Des réticences françaises et européennes face à l’audace et à l’optimisme américain ? Si la question culturelle fait partie de l’équation, elle n’est pas le seul terme.
« L’élément historique est également important, estime Christopher Dembik, stratège chez Pictet Asset Management. Les États-Unis ont toujours réussi, au cours de leur histoire, à réduire rapidement leurs déficits. Cela a été systématique après les conflits mondiaux qui ont vu les dépenses militaires exploser. »
Bonnes et mauvaises dettes
Mais l’explication fondamentale concerne la nature même de la dette américaine. Une grande partie de la dette publique mondiale ne se trouve pas sur les marchés. Le système fédéral permet aux États de racheter de la dette les uns aux autres, alors que dans la zone euro, cela ne se fait que de manière temporaire, lors de programmes temporaires de dette. assouplissement quantitatif.
« Une part importante est détenue par le gouvernement lui-même, notamment à travers le Fonds de garantie de la sécurité sociale », explique dans une tribune Barry Eichengreen, professeur d’économie et de sciences politiques à l’université. de Californie à Berkeley. Les intérêts payés par le Trésor sur cette part représentent les revenus d’intérêts du Fonds de garantie : l’État ne se paie des intérêts qu’à lui-même.
La dette publique, c’est-à-dire sur les marchés, ne représente « que » 99 % du PIB. Un niveau déjà inférieur à celui de nombreux pays européens, dont la France.
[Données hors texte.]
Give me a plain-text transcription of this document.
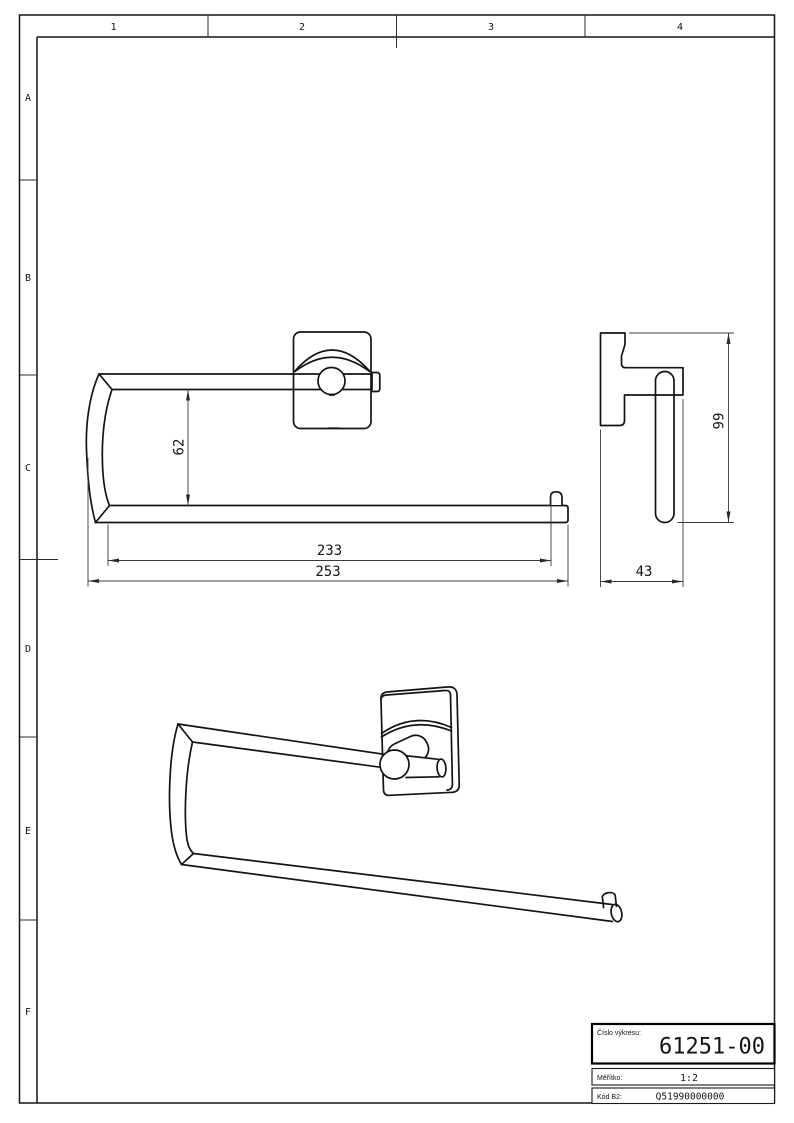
1	2	3	4
A
B
C
D
E
F
62
233
253
99
43
Číslo výkresu:
61251-00
Měřítko:	1:2
Kód B2:	Q51990000000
Surtout, cette dette libellée en dollars est un produit très demandé partout dans le monde. Les obligations du Trésor américain sont considérées comme des actifs sans risque appréciés des marchés et des gouvernements. Par exemple, la Chine détient 1 150 milliards de dollars de dette américaine, ce qui en fait le plus grand créancier des États-Unis.
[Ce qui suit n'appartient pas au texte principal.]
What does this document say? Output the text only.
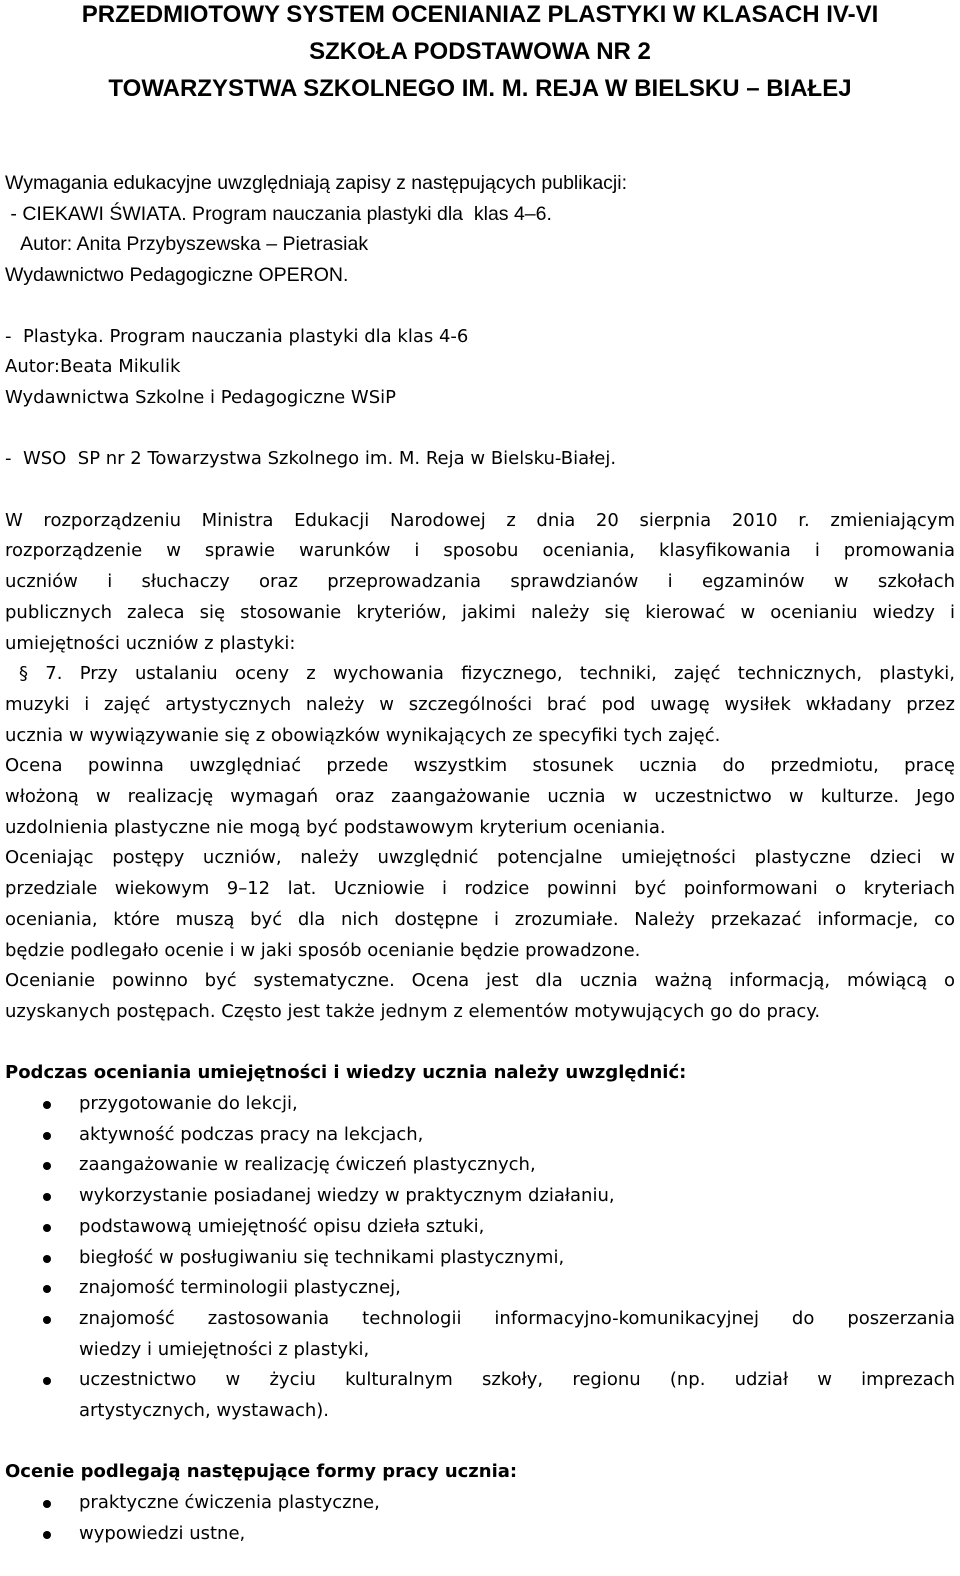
PRZEDMIOTOWY SYSTEM OCENIANIAZ PLASTYKI W KLASACH IV-VI
SZKOŁA PODSTAWOWA NR 2
TOWARZYSTWA SZKOLNEGO IM. M. REJA W BIELSKU – BIAŁEJ
Wymagania edukacyjne uwzględniają zapisy z następujących publikacji:
- CIEKAWI ŚWIATA. Program nauczania plastyki dla  klas 4–6.
Autor: Anita Przybyszewska – Pietrasiak
Wydawnictwo Pedagogiczne OPERON.
-  Plastyka. Program nauczania plastyki dla klas 4-6
Autor:Beata Mikulik
Wydawnictwa Szkolne i Pedagogiczne WSiP
-  WSO  SP nr 2 Towarzystwa Szkolnego im. M. Reja w Bielsku-Białej.
W rozporządzeniu Ministra Edukacji Narodowej z dnia 20 sierpnia 2010 r. zmieniającym
rozporządzenie w sprawie warunków i sposobu oceniania, klasyfikowania i promowania
uczniów i słuchaczy oraz przeprowadzania sprawdzianów i egzaminów w szkołach
publicznych zaleca się stosowanie kryteriów, jakimi należy się kierować w ocenianiu wiedzy i
umiejętności uczniów z plastyki:
§ 7. Przy ustalaniu oceny z wychowania fizycznego, techniki, zajęć technicznych, plastyki,
muzyki i zajęć artystycznych należy w szczególności brać pod uwagę wysiłek wkładany przez
ucznia w wywiązywanie się z obowiązków wynikających ze specyfiki tych zajęć.
Ocena powinna uwzględniać przede wszystkim stosunek ucznia do przedmiotu, pracę
włożoną w realizację wymagań oraz zaangażowanie ucznia w uczestnictwo w kulturze. Jego
uzdolnienia plastyczne nie mogą być podstawowym kryterium oceniania.
Oceniając postępy uczniów, należy uwzględnić potencjalne umiejętności plastyczne dzieci w
przedziale wiekowym 9–12 lat. Uczniowie i rodzice powinni być poinformowani o kryteriach
oceniania, które muszą być dla nich dostępne i zrozumiałe. Należy przekazać informacje, co
będzie podlegało ocenie i w jaki sposób ocenianie będzie prowadzone.
Ocenianie powinno być systematyczne. Ocena jest dla ucznia ważną informacją, mówiącą o
uzyskanych postępach. Często jest także jednym z elementów motywujących go do pracy.
Podczas oceniania umiejętności i wiedzy ucznia należy uwzględnić:
przygotowanie do lekcji,
aktywność podczas pracy na lekcjach,
zaangażowanie w realizację ćwiczeń plastycznych,
wykorzystanie posiadanej wiedzy w praktycznym działaniu,
podstawową umiejętność opisu dzieła sztuki,
biegłość w posługiwaniu się technikami plastycznymi,
znajomość terminologii plastycznej,
znajomość zastosowania technologii informacyjno-komunikacyjnej do poszerzania
wiedzy i umiejętności z plastyki,
uczestnictwo w życiu kulturalnym szkoły, regionu (np. udział w imprezach
artystycznych, wystawach).
Ocenie podlegają następujące formy pracy ucznia:
praktyczne ćwiczenia plastyczne,
wypowiedzi ustne,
« Le dollar représente 60% des monnaies de réserve mondiales quand l’euro n’en représente que 20% et la France qu’une partie de ces 20% », indique Philippe Crevel.
Les entrées de capitaux à long terme aux États-Unis représentent 6 % du PIB, un niveau plus ou moins équivalent au déficit public fédéral.
Un avantage exorbitant qui est avant tout la conséquence d’une économie bien plus dynamique. C’est l’autre grande différence avec l’Europe. Depuis 2022, la croissance américaine est en moyenne de 2,8% par an, tandis qu’en France – loin d’être la moins performante de la zone euro – elle culmine à 1,5% par an sur cette même période.
Un déficit créateur de croissance
« Le déficit public américain permet des gains de productivité de 3 % par an, ce qui est vraiment massif, quand en France on est à -1 %, résume Christopher Dembik. Il y a le bon et le mauvais déficit. Les politiques publiques américaines ciblent des secteurs d’activité dynamiques, favorisant la délocalisation des industries, des semi-conducteurs par exemple. En France, nous sommes sur les dépenses de fonctionnement ou la sauvegarde du pouvoir d’achat.
Aux États-Unis, l’Inflation Reduction Act (IRA), à l’origine du creusement des déficits, représente un investissement en crédits d’impôt estimé à 428 milliards de dollars d’ici 2033 selon le CBO. Mais ce sacrifice financier devrait se traduire par 3 000 milliards de dollars d’investissements privés et publics au cours des dix prochaines années. Des sommes colossales qui se traduisent déjà par un spectaculaire mouvement de réindustrialisation. Méga-usines de batteries de groupes coréens ou japonais, extensions de sites de production de véhicules électriques comme ceux de Volkswagen, multitude de projets de fabricants de panneaux solaires… Chaque dollar de déficit produit des effets positifs sur la croissance et l’emploi.
En fait, les dépenses publiques en France sont bien moins productives. En 2022, les dépenses publiques sociales (vieillesse, santé, famille, chômage, pauvreté-exclusion…) représentaient 31,6 % du PIB (elles étaient 18 % en 1973) contre seulement 18,5 % aux États-Unis selon l’OCDE.